How the virus X protein circumvents our defence systems to allow the virus to multiply. The hepatitis B virus (HBV), which is up to 100 times more infectious than HIV, is primarily transmitted through blood or other bodily fluids. HBV infects liver cells and chronic infection can lead to serious health problems such as cirrhosis or liver cancer. According to the World Health organization, chronic hepatitis B affects nearly 240 million people worldwide, killing almost 800,000 people a year. Drugs are available to treat HBV, but they rarely cure the infection, and so the virus typically returns after the treatment ends. In a study published inNature this week, an international team led by researchers from the Faculty of Medicine at the University of Geneva (UNIGE), Switzerland, discovered how our cells defend themselves against HBV infection, but also how the virus fights back. This work represents an important advance in our understanding of HBV and suggests new avenues for the development of innovative therapeutic agents.

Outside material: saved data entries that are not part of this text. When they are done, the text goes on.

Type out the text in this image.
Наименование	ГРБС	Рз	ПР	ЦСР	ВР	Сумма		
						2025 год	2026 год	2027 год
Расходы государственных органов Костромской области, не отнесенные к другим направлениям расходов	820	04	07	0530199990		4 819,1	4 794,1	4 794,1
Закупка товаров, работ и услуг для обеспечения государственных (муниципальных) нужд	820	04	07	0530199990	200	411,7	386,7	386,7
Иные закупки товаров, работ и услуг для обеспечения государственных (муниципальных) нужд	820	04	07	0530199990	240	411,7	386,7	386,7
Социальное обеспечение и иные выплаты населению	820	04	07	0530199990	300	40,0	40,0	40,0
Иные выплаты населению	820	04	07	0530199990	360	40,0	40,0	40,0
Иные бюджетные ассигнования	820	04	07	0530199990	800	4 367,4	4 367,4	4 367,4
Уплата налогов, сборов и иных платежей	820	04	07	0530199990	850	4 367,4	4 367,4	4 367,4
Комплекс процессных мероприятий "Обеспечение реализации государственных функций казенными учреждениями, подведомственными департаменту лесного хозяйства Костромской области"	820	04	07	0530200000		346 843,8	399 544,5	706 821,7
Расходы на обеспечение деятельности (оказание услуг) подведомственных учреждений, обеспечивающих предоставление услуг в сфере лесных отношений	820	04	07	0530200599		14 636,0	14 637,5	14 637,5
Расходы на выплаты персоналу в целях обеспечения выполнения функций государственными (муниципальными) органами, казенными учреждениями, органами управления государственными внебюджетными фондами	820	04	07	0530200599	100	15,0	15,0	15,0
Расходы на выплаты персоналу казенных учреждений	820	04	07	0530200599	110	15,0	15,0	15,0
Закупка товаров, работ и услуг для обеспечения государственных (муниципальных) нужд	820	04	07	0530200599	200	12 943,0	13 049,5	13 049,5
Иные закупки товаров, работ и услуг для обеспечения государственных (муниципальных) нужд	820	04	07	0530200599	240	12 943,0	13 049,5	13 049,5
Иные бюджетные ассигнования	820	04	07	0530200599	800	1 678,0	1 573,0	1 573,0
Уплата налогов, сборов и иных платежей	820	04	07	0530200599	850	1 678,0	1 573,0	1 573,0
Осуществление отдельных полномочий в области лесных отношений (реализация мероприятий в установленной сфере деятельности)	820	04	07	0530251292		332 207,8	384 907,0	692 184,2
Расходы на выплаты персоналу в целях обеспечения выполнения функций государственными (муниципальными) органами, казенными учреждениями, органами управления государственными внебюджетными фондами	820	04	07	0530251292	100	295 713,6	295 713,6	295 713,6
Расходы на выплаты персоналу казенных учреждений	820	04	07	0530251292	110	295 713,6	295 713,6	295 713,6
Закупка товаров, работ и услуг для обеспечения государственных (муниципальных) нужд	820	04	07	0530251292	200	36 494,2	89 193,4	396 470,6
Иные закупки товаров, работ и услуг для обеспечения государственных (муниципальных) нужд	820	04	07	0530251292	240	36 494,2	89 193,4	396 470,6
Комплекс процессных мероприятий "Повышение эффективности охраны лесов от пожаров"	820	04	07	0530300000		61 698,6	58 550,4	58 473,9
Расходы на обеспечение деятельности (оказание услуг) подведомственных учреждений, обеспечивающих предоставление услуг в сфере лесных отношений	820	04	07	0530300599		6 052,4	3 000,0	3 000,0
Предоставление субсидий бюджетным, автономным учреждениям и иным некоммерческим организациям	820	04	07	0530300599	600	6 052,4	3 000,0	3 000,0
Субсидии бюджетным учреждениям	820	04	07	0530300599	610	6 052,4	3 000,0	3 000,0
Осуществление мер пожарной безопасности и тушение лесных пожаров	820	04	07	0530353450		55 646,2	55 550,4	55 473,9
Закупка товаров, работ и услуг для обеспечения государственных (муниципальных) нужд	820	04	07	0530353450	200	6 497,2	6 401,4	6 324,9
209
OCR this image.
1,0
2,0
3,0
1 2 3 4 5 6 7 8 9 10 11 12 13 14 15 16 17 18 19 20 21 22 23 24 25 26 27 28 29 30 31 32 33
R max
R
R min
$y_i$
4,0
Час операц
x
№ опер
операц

A protective host protein destroyed by the virus X protein
Our cells produce a large number of defence proteins to protect us from viruses. These so-called “restriction factors” are a first line of defence against viral infections, and constitute an important component of the innate immune response. However, little is known about how our cells defend themselves against HBV, and which restriction factors (if any) are involved.
After infecting liver cells, the circular HBV genome travels to the cell nucleus, where it is remains, as a circle, independent from the cell chromosomes. But what happens next? This is what Professor Michel Strubin, a microbiologist at the Faculty of Medicine at UNIGE, in collaboration with the University of Lyon (France) and Gilead Sciences, Inc. (Foster City, California, USA), discovered. Their work revealed that a host protein complex (Smc5/6) recognizes the HBV genome and then acts as a restriction factor to prevent the production of new viruses.
But the virus knows how to defend itself. “If the story ended there, the virus would no longer exist. It would be without counting on its remarkable adaptability” explains Michel Strubin. “The virus counterattacks by producing a small protein, called the X protein, whose function is destroy Smc5/6. It has the ability to bring this restriction factor to a part of the cell that acts as a trash can, and gets rid of it.” With Smc5/6 gone, new viral particles can then be produced to infect neighbouring cells.
Inhibiting the virus X protein
This work raises the possibility of developing new therapeutic agents that target the X protein and prevent the virus escaping from liver cell defences. “Understanding this mechanism provides new therapeutic possibilities. Research continues to apply this fundamental discovery to the development of innovative drugs that could inhibit the X protein” highlights Dr. Simon Fletcher, from Gilead Sciences, Inc., whose team provided the in vivo verification of the discoveries made by the University of Geneva microbiologists.
Moreover, this mechanism could apply to other viruses. Indeed, the herpes viruses or the human papillomavirus — which can cause cervical cancer — have, just like HBV, circular genomes that are independent from the cell chromosomes. The researchers are now working to determine if Smc5/6 can target these viruses and, in turn, whether the viruses fight back. If so, preventing viral proteins from destroying Smc5/6 may be a useful strategy to prevent a variety of diseases which adversely affect the health of millions of people worldwide.